TOP TIP: If you find it a bit more challenging to reframe your negative thoughts, imagine yourself as a loved one. What would your best friend/partner/parent/sibling say to you if you voiced that negative thought? Use that answer to help yourself reframe your thoughts.
9. Use affirmations
Feel grateful for the day and everything life has to offer. Keep yourself a diary where you write down daily affirmations. If you find yourself thinking negatively, open up your journal of affirmations and read one out loud. Think of a success you had or something you are grateful for. Importantly, remember how it felt.
TOP TIP: Make sure to practise these affirmations every day so that you can develop a new habit and replace the old negative thinking pattern habit.
10. Get active
Channel your negative thoughts into an activity. When you feel/see yourself getting stuck in your head- in your thinking, get into your body. Get moving.

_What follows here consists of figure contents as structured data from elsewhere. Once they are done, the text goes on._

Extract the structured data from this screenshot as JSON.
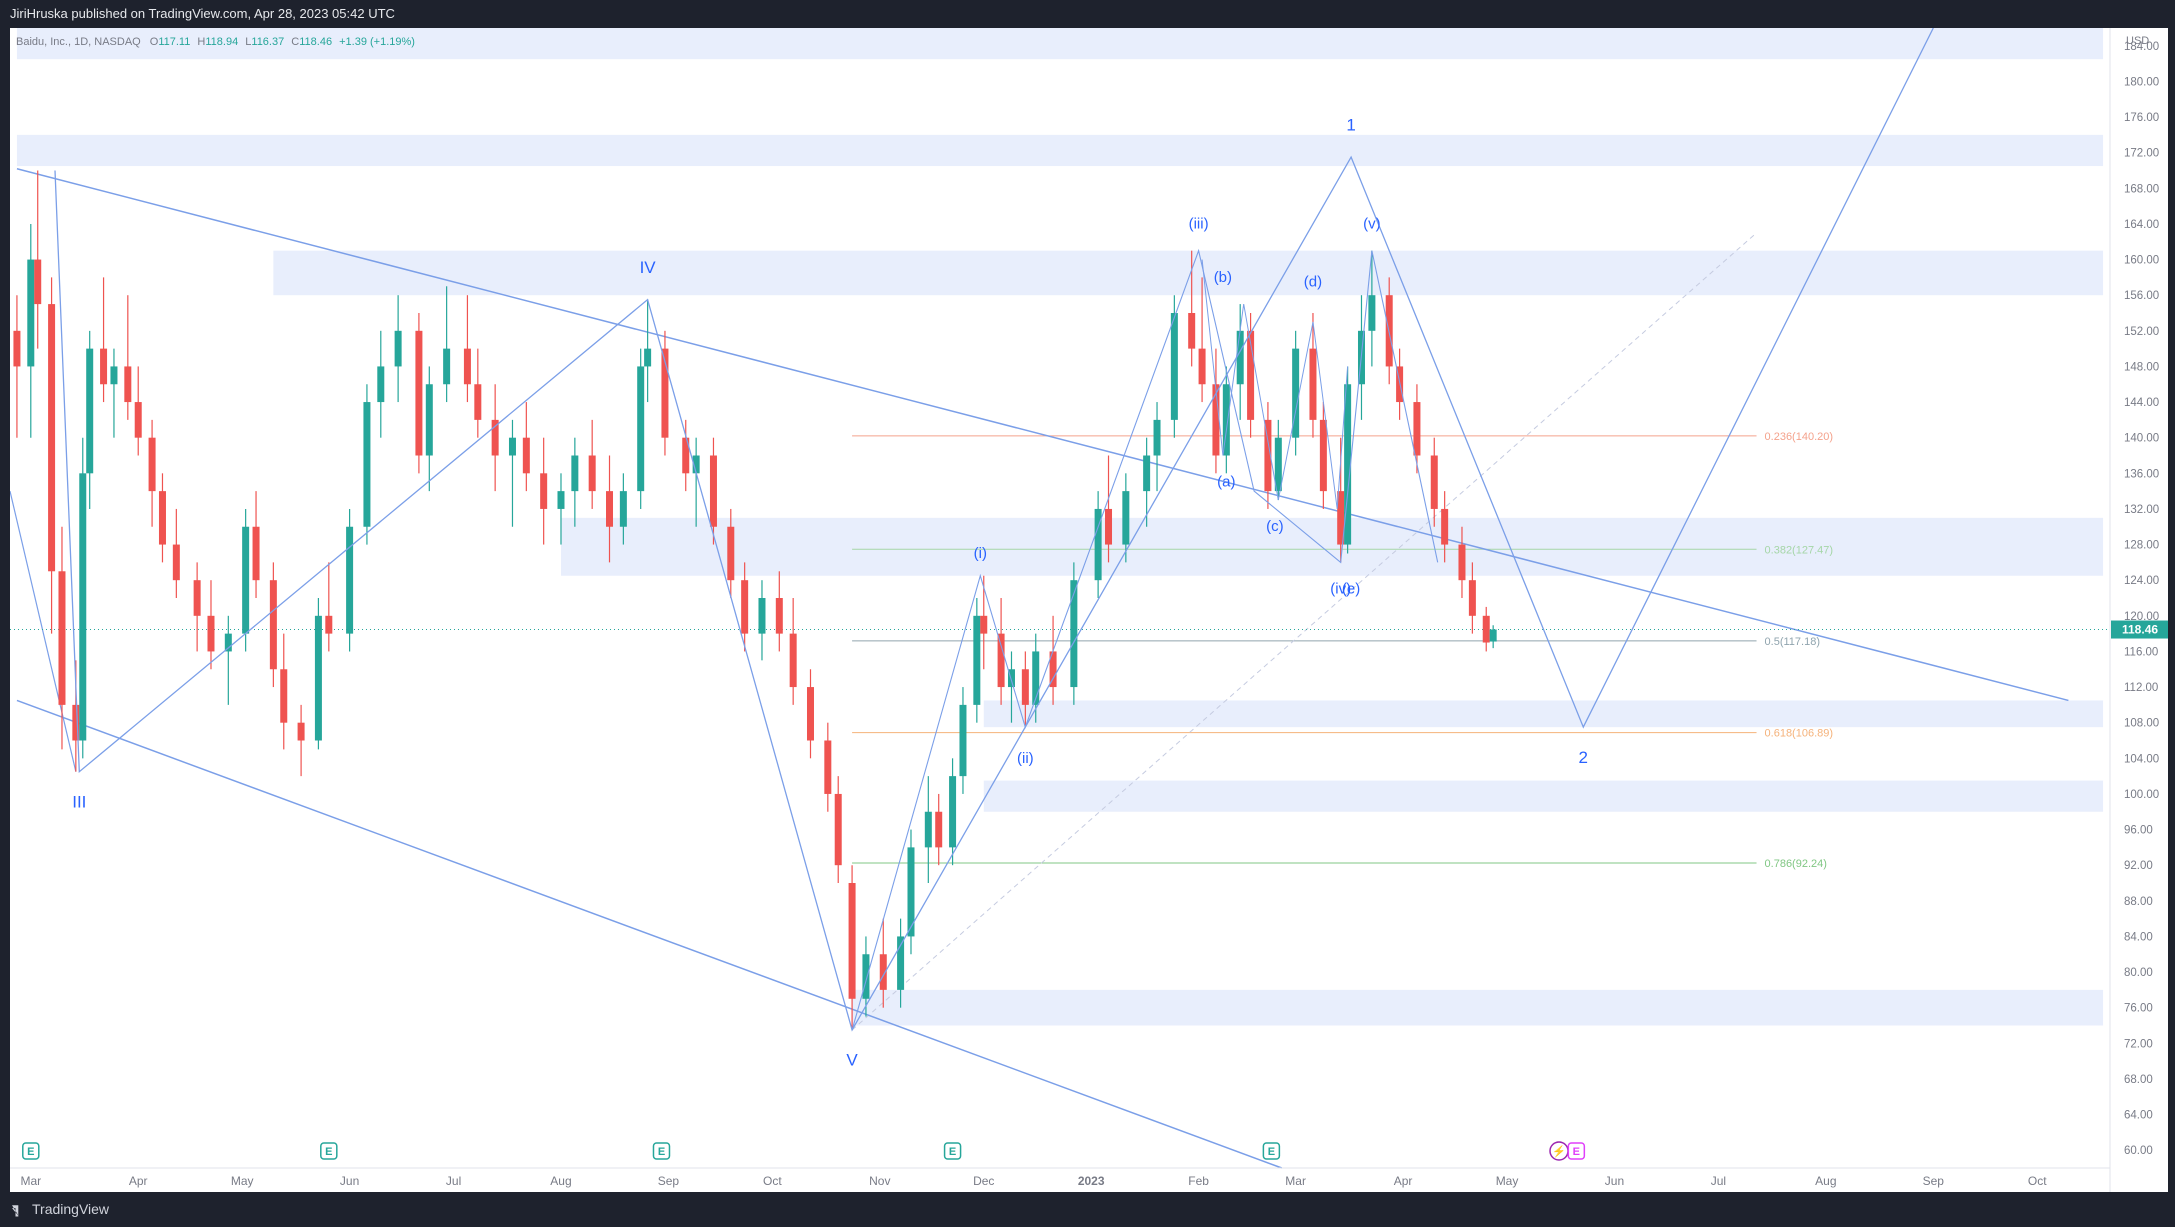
{
  "header": {
    "publisher": "JiriHruska published on TradingView.com, Apr 28, 2023 05:42 UTC"
  },
  "footer": {
    "brand": "TradingView"
  },
  "colors": {
    "bull": "#26a69a",
    "bear": "#ef5350",
    "zone": "#e8eefc",
    "line": "#7b9fe8",
    "label": "#2962ff"
  },
  "chart_data": {
    "type": "candlestick",
    "symbol": "Baidu, Inc., 1D, NASDAQ",
    "ohlc_text": {
      "O": "117.11",
      "H": "118.94",
      "L": "116.37",
      "C": "118.46",
      "change": "+1.39 (+1.19%)"
    },
    "currency": "USD",
    "last_price": "118.46",
    "ylim": [
      58,
      186
    ],
    "yticks": [
      "184.00",
      "180.00",
      "176.00",
      "172.00",
      "168.00",
      "164.00",
      "160.00",
      "156.00",
      "152.00",
      "148.00",
      "144.00",
      "140.00",
      "136.00",
      "132.00",
      "128.00",
      "124.00",
      "120.00",
      "116.00",
      "112.00",
      "108.00",
      "104.00",
      "100.00",
      "96.00",
      "92.00",
      "88.00",
      "84.00",
      "80.00",
      "76.00",
      "72.00",
      "68.00",
      "64.00",
      "60.00"
    ],
    "xticks": [
      {
        "label": "Mar",
        "date": "2022-03-01"
      },
      {
        "label": "Apr",
        "date": "2022-04-01"
      },
      {
        "label": "May",
        "date": "2022-05-01"
      },
      {
        "label": "Jun",
        "date": "2022-06-01"
      },
      {
        "label": "Jul",
        "date": "2022-07-01"
      },
      {
        "label": "Aug",
        "date": "2022-08-01"
      },
      {
        "label": "Sep",
        "date": "2022-09-01"
      },
      {
        "label": "Oct",
        "date": "2022-10-01"
      },
      {
        "label": "Nov",
        "date": "2022-11-01"
      },
      {
        "label": "Dec",
        "date": "2022-12-01"
      },
      {
        "label": "2023",
        "date": "2023-01-01"
      },
      {
        "label": "Feb",
        "date": "2023-02-01"
      },
      {
        "label": "Mar",
        "date": "2023-03-01"
      },
      {
        "label": "Apr",
        "date": "2023-04-01"
      },
      {
        "label": "May",
        "date": "2023-05-01"
      },
      {
        "label": "Jun",
        "date": "2023-06-01"
      },
      {
        "label": "Jul",
        "date": "2023-07-01"
      },
      {
        "label": "Aug",
        "date": "2023-08-01"
      },
      {
        "label": "Sep",
        "date": "2023-09-01"
      },
      {
        "label": "Oct",
        "date": "2023-10-01"
      }
    ],
    "wave_path": [
      {
        "date": "2022-03-08",
        "price": 170
      },
      {
        "date": "2022-03-15",
        "price": 102.5
      },
      {
        "date": "2022-08-26",
        "price": 155.5
      },
      {
        "date": "2022-10-24",
        "price": 73.5
      },
      {
        "date": "2023-03-17",
        "price": 171.5
      },
      {
        "date": "2023-05-23",
        "price": 107.5
      },
      {
        "date": "2023-09-01",
        "price": 186
      }
    ],
    "sub_path": [
      {
        "date": "2022-10-24",
        "price": 73.5
      },
      {
        "date": "2022-11-30",
        "price": 124.5
      },
      {
        "date": "2022-12-13",
        "price": 107.5
      },
      {
        "date": "2023-02-01",
        "price": 161
      },
      {
        "date": "2023-02-17",
        "price": 134
      },
      {
        "date": "2023-03-14",
        "price": 126
      },
      {
        "date": "2023-03-23",
        "price": 161
      },
      {
        "date": "2023-04-11",
        "price": 126
      }
    ],
    "triangle_path": [
      {
        "date": "2023-02-02",
        "price": 160
      },
      {
        "date": "2023-02-08",
        "price": 138
      },
      {
        "date": "2023-02-14",
        "price": 155
      },
      {
        "date": "2023-02-24",
        "price": 133
      },
      {
        "date": "2023-03-06",
        "price": 153
      },
      {
        "date": "2023-03-13",
        "price": 132
      },
      {
        "date": "2023-03-16",
        "price": 148
      }
    ],
    "channel_upper": [
      {
        "date": "2022-02-25",
        "price": 170.2
      },
      {
        "date": "2023-10-10",
        "price": 110.5
      }
    ],
    "channel_lower": [
      {
        "date": "2022-02-25",
        "price": 110.5
      },
      {
        "date": "2023-02-25",
        "price": 58
      }
    ],
    "wave_labels": [
      {
        "text": "III",
        "date": "2022-03-15",
        "price": 98.5
      },
      {
        "text": "IV",
        "date": "2022-08-26",
        "price": 158.5
      },
      {
        "text": "V",
        "date": "2022-10-24",
        "price": 69.5
      },
      {
        "text": "1",
        "date": "2023-03-17",
        "price": 174.5
      },
      {
        "text": "2",
        "date": "2023-05-23",
        "price": 103.5
      },
      {
        "text": "(i)",
        "date": "2022-11-30",
        "price": 126.5
      },
      {
        "text": "(ii)",
        "date": "2022-12-13",
        "price": 103.5
      },
      {
        "text": "(iii)",
        "date": "2023-02-01",
        "price": 163.5
      },
      {
        "text": "(iv)",
        "date": "2023-03-14",
        "price": 122.5
      },
      {
        "text": "(v)",
        "date": "2023-03-23",
        "price": 163.5
      },
      {
        "text": "(a)",
        "date": "2023-02-09",
        "price": 134.5
      },
      {
        "text": "(b)",
        "date": "2023-02-08",
        "price": 157.5
      },
      {
        "text": "(c)",
        "date": "2023-02-23",
        "price": 129.5
      },
      {
        "text": "(d)",
        "date": "2023-03-06",
        "price": 157
      },
      {
        "text": "(e)",
        "date": "2023-03-17",
        "price": 122.5
      }
    ],
    "fib_levels": [
      {
        "label": "0.236(140.20)",
        "price": 140.2,
        "color": "#f4a28c"
      },
      {
        "label": "0.382(127.47)",
        "price": 127.47,
        "color": "#a5d6a7"
      },
      {
        "label": "0.5(117.18)",
        "price": 117.18,
        "color": "#90a4ae"
      },
      {
        "label": "0.618(106.89)",
        "price": 106.89,
        "color": "#f5b27a"
      },
      {
        "label": "0.786(92.24)",
        "price": 92.24,
        "color": "#81c784"
      }
    ],
    "fib_start": "2022-10-24",
    "fib_end": "2023-07-12",
    "zones": [
      {
        "from": 182.5,
        "to": 187.5,
        "start": "2022-02-25",
        "end": "2023-10-20"
      },
      {
        "from": 170.5,
        "to": 174,
        "start": "2022-02-25",
        "end": "2023-10-20"
      },
      {
        "from": 156,
        "to": 161,
        "start": "2022-05-10",
        "end": "2023-10-20"
      },
      {
        "from": 124.5,
        "to": 131,
        "start": "2022-08-01",
        "end": "2023-10-20"
      },
      {
        "from": 107.5,
        "to": 110.5,
        "start": "2022-12-01",
        "end": "2023-10-20"
      },
      {
        "from": 98,
        "to": 101.5,
        "start": "2022-12-01",
        "end": "2023-10-20"
      },
      {
        "from": 74,
        "to": 78,
        "start": "2022-10-24",
        "end": "2023-10-20"
      }
    ],
    "earnings_markers": [
      "2022-03-01",
      "2022-05-26",
      "2022-08-30",
      "2022-11-22",
      "2023-02-22"
    ],
    "future_events": [
      {
        "type": "dividend",
        "date": "2023-05-16"
      },
      {
        "type": "earnings",
        "date": "2023-05-21"
      }
    ],
    "candles": [
      {
        "d": "2022-02-25",
        "o": 152,
        "h": 156,
        "l": 140,
        "c": 148
      },
      {
        "d": "2022-03-01",
        "o": 148,
        "h": 164,
        "l": 140,
        "c": 160
      },
      {
        "d": "2022-03-03",
        "o": 160,
        "h": 170,
        "l": 150,
        "c": 155
      },
      {
        "d": "2022-03-07",
        "o": 155,
        "h": 158,
        "l": 118,
        "c": 125
      },
      {
        "d": "2022-03-10",
        "o": 125,
        "h": 130,
        "l": 105,
        "c": 110
      },
      {
        "d": "2022-03-14",
        "o": 110,
        "h": 115,
        "l": 102.5,
        "c": 106
      },
      {
        "d": "2022-03-16",
        "o": 106,
        "h": 140,
        "l": 104,
        "c": 136
      },
      {
        "d": "2022-03-18",
        "o": 136,
        "h": 152,
        "l": 132,
        "c": 150
      },
      {
        "d": "2022-03-22",
        "o": 150,
        "h": 158,
        "l": 144,
        "c": 146
      },
      {
        "d": "2022-03-25",
        "o": 146,
        "h": 150,
        "l": 140,
        "c": 148
      },
      {
        "d": "2022-03-29",
        "o": 148,
        "h": 156,
        "l": 142,
        "c": 144
      },
      {
        "d": "2022-04-01",
        "o": 144,
        "h": 148,
        "l": 138,
        "c": 140
      },
      {
        "d": "2022-04-05",
        "o": 140,
        "h": 142,
        "l": 130,
        "c": 134
      },
      {
        "d": "2022-04-08",
        "o": 134,
        "h": 136,
        "l": 126,
        "c": 128
      },
      {
        "d": "2022-04-12",
        "o": 128,
        "h": 132,
        "l": 122,
        "c": 124
      },
      {
        "d": "2022-04-18",
        "o": 124,
        "h": 126,
        "l": 116,
        "c": 120
      },
      {
        "d": "2022-04-22",
        "o": 120,
        "h": 124,
        "l": 114,
        "c": 116
      },
      {
        "d": "2022-04-27",
        "o": 116,
        "h": 120,
        "l": 110,
        "c": 118
      },
      {
        "d": "2022-05-02",
        "o": 118,
        "h": 132,
        "l": 116,
        "c": 130
      },
      {
        "d": "2022-05-05",
        "o": 130,
        "h": 134,
        "l": 122,
        "c": 124
      },
      {
        "d": "2022-05-10",
        "o": 124,
        "h": 126,
        "l": 112,
        "c": 114
      },
      {
        "d": "2022-05-13",
        "o": 114,
        "h": 118,
        "l": 105,
        "c": 108
      },
      {
        "d": "2022-05-18",
        "o": 108,
        "h": 110,
        "l": 102,
        "c": 106
      },
      {
        "d": "2022-05-23",
        "o": 106,
        "h": 122,
        "l": 105,
        "c": 120
      },
      {
        "d": "2022-05-26",
        "o": 120,
        "h": 126,
        "l": 116,
        "c": 118
      },
      {
        "d": "2022-06-01",
        "o": 118,
        "h": 132,
        "l": 116,
        "c": 130
      },
      {
        "d": "2022-06-06",
        "o": 130,
        "h": 146,
        "l": 128,
        "c": 144
      },
      {
        "d": "2022-06-10",
        "o": 144,
        "h": 152,
        "l": 140,
        "c": 148
      },
      {
        "d": "2022-06-15",
        "o": 148,
        "h": 156,
        "l": 144,
        "c": 152
      },
      {
        "d": "2022-06-21",
        "o": 152,
        "h": 154,
        "l": 136,
        "c": 138
      },
      {
        "d": "2022-06-24",
        "o": 138,
        "h": 148,
        "l": 134,
        "c": 146
      },
      {
        "d": "2022-06-29",
        "o": 146,
        "h": 157,
        "l": 144,
        "c": 150
      },
      {
        "d": "2022-07-05",
        "o": 150,
        "h": 156,
        "l": 144,
        "c": 146
      },
      {
        "d": "2022-07-08",
        "o": 146,
        "h": 150,
        "l": 140,
        "c": 142
      },
      {
        "d": "2022-07-13",
        "o": 142,
        "h": 146,
        "l": 134,
        "c": 138
      },
      {
        "d": "2022-07-18",
        "o": 138,
        "h": 142,
        "l": 130,
        "c": 140
      },
      {
        "d": "2022-07-22",
        "o": 140,
        "h": 144,
        "l": 134,
        "c": 136
      },
      {
        "d": "2022-07-27",
        "o": 136,
        "h": 140,
        "l": 128,
        "c": 132
      },
      {
        "d": "2022-08-01",
        "o": 132,
        "h": 136,
        "l": 128,
        "c": 134
      },
      {
        "d": "2022-08-05",
        "o": 134,
        "h": 140,
        "l": 130,
        "c": 138
      },
      {
        "d": "2022-08-10",
        "o": 138,
        "h": 142,
        "l": 132,
        "c": 134
      },
      {
        "d": "2022-08-15",
        "o": 134,
        "h": 138,
        "l": 126,
        "c": 130
      },
      {
        "d": "2022-08-19",
        "o": 130,
        "h": 136,
        "l": 128,
        "c": 134
      },
      {
        "d": "2022-08-24",
        "o": 134,
        "h": 150,
        "l": 132,
        "c": 148
      },
      {
        "d": "2022-08-26",
        "o": 148,
        "h": 155.5,
        "l": 144,
        "c": 150
      },
      {
        "d": "2022-08-31",
        "o": 150,
        "h": 152,
        "l": 138,
        "c": 140
      },
      {
        "d": "2022-09-06",
        "o": 140,
        "h": 142,
        "l": 134,
        "c": 136
      },
      {
        "d": "2022-09-09",
        "o": 136,
        "h": 140,
        "l": 130,
        "c": 138
      },
      {
        "d": "2022-09-14",
        "o": 138,
        "h": 140,
        "l": 128,
        "c": 130
      },
      {
        "d": "2022-09-19",
        "o": 130,
        "h": 132,
        "l": 122,
        "c": 124
      },
      {
        "d": "2022-09-23",
        "o": 124,
        "h": 126,
        "l": 116,
        "c": 118
      },
      {
        "d": "2022-09-28",
        "o": 118,
        "h": 124,
        "l": 115,
        "c": 122
      },
      {
        "d": "2022-10-03",
        "o": 122,
        "h": 125,
        "l": 116,
        "c": 118
      },
      {
        "d": "2022-10-07",
        "o": 118,
        "h": 122,
        "l": 110,
        "c": 112
      },
      {
        "d": "2022-10-12",
        "o": 112,
        "h": 114,
        "l": 104,
        "c": 106
      },
      {
        "d": "2022-10-17",
        "o": 106,
        "h": 108,
        "l": 98,
        "c": 100
      },
      {
        "d": "2022-10-20",
        "o": 100,
        "h": 102,
        "l": 90,
        "c": 92
      },
      {
        "d": "2022-10-24",
        "o": 90,
        "h": 92,
        "l": 73.5,
        "c": 77
      },
      {
        "d": "2022-10-28",
        "o": 77,
        "h": 84,
        "l": 75,
        "c": 82
      },
      {
        "d": "2022-11-02",
        "o": 82,
        "h": 86,
        "l": 76,
        "c": 78
      },
      {
        "d": "2022-11-07",
        "o": 78,
        "h": 86,
        "l": 76,
        "c": 84
      },
      {
        "d": "2022-11-10",
        "o": 84,
        "h": 96,
        "l": 82,
        "c": 94
      },
      {
        "d": "2022-11-15",
        "o": 94,
        "h": 102,
        "l": 90,
        "c": 98
      },
      {
        "d": "2022-11-18",
        "o": 98,
        "h": 100,
        "l": 92,
        "c": 94
      },
      {
        "d": "2022-11-22",
        "o": 94,
        "h": 104,
        "l": 92,
        "c": 102
      },
      {
        "d": "2022-11-25",
        "o": 102,
        "h": 112,
        "l": 100,
        "c": 110
      },
      {
        "d": "2022-11-29",
        "o": 110,
        "h": 122,
        "l": 108,
        "c": 120
      },
      {
        "d": "2022-12-01",
        "o": 120,
        "h": 124.5,
        "l": 114,
        "c": 118
      },
      {
        "d": "2022-12-06",
        "o": 118,
        "h": 122,
        "l": 110,
        "c": 112
      },
      {
        "d": "2022-12-09",
        "o": 112,
        "h": 116,
        "l": 108,
        "c": 114
      },
      {
        "d": "2022-12-13",
        "o": 114,
        "h": 116,
        "l": 107.5,
        "c": 110
      },
      {
        "d": "2022-12-16",
        "o": 110,
        "h": 118,
        "l": 108,
        "c": 116
      },
      {
        "d": "2022-12-21",
        "o": 116,
        "h": 120,
        "l": 110,
        "c": 112
      },
      {
        "d": "2022-12-27",
        "o": 112,
        "h": 126,
        "l": 110,
        "c": 124
      },
      {
        "d": "2023-01-03",
        "o": 124,
        "h": 134,
        "l": 122,
        "c": 132
      },
      {
        "d": "2023-01-06",
        "o": 132,
        "h": 138,
        "l": 126,
        "c": 128
      },
      {
        "d": "2023-01-11",
        "o": 128,
        "h": 136,
        "l": 126,
        "c": 134
      },
      {
        "d": "2023-01-17",
        "o": 134,
        "h": 140,
        "l": 130,
        "c": 138
      },
      {
        "d": "2023-01-20",
        "o": 138,
        "h": 144,
        "l": 134,
        "c": 142
      },
      {
        "d": "2023-01-25",
        "o": 142,
        "h": 156,
        "l": 140,
        "c": 154
      },
      {
        "d": "2023-01-30",
        "o": 154,
        "h": 161,
        "l": 148,
        "c": 150
      },
      {
        "d": "2023-02-02",
        "o": 150,
        "h": 158,
        "l": 144,
        "c": 146
      },
      {
        "d": "2023-02-06",
        "o": 146,
        "h": 150,
        "l": 136,
        "c": 138
      },
      {
        "d": "2023-02-09",
        "o": 138,
        "h": 148,
        "l": 136,
        "c": 146
      },
      {
        "d": "2023-02-13",
        "o": 146,
        "h": 155,
        "l": 142,
        "c": 152
      },
      {
        "d": "2023-02-16",
        "o": 152,
        "h": 154,
        "l": 140,
        "c": 142
      },
      {
        "d": "2023-02-21",
        "o": 142,
        "h": 144,
        "l": 132,
        "c": 134
      },
      {
        "d": "2023-02-24",
        "o": 134,
        "h": 142,
        "l": 133,
        "c": 140
      },
      {
        "d": "2023-03-01",
        "o": 140,
        "h": 152,
        "l": 138,
        "c": 150
      },
      {
        "d": "2023-03-06",
        "o": 150,
        "h": 154,
        "l": 140,
        "c": 142
      },
      {
        "d": "2023-03-09",
        "o": 142,
        "h": 144,
        "l": 132,
        "c": 134
      },
      {
        "d": "2023-03-14",
        "o": 134,
        "h": 140,
        "l": 126,
        "c": 128
      },
      {
        "d": "2023-03-16",
        "o": 128,
        "h": 148,
        "l": 127,
        "c": 146
      },
      {
        "d": "2023-03-20",
        "o": 146,
        "h": 156,
        "l": 142,
        "c": 152
      },
      {
        "d": "2023-03-23",
        "o": 152,
        "h": 161,
        "l": 148,
        "c": 156
      },
      {
        "d": "2023-03-28",
        "o": 156,
        "h": 158,
        "l": 146,
        "c": 148
      },
      {
        "d": "2023-03-31",
        "o": 148,
        "h": 150,
        "l": 142,
        "c": 144
      },
      {
        "d": "2023-04-05",
        "o": 144,
        "h": 146,
        "l": 136,
        "c": 138
      },
      {
        "d": "2023-04-10",
        "o": 138,
        "h": 140,
        "l": 130,
        "c": 132
      },
      {
        "d": "2023-04-13",
        "o": 132,
        "h": 134,
        "l": 126,
        "c": 128
      },
      {
        "d": "2023-04-18",
        "o": 128,
        "h": 130,
        "l": 122,
        "c": 124
      },
      {
        "d": "2023-04-21",
        "o": 124,
        "h": 126,
        "l": 118,
        "c": 120
      },
      {
        "d": "2023-04-25",
        "o": 120,
        "h": 121,
        "l": 116,
        "c": 117
      },
      {
        "d": "2023-04-27",
        "o": 117.11,
        "h": 118.94,
        "l": 116.37,
        "c": 118.46
      }
    ]
  }
}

We all have times where we think negatively. And that’s okay. It’s okay to occasionally have negative thoughts. Things can go wrong or against our expectations sometimes. However, we need to be careful not to get used to thinking negatively all the time and letting these negative thoughts become a pattern that tears us down. When we allow negative thoughts to take control, we have less space and time to enjoy ourselves and be grateful for all the things that do go right in our lives.
Overcoming your negative thinking pattern, like all good things, takes time and practice. Applying these tips regularly will strengthen your resilience and provide you with the support you need to deal with your negative thinking. Keep practising. Over time, it will get easier. Be patient, you can do this!
As a final remark, you are not your thoughts. Your thoughts are nothing more than a thought.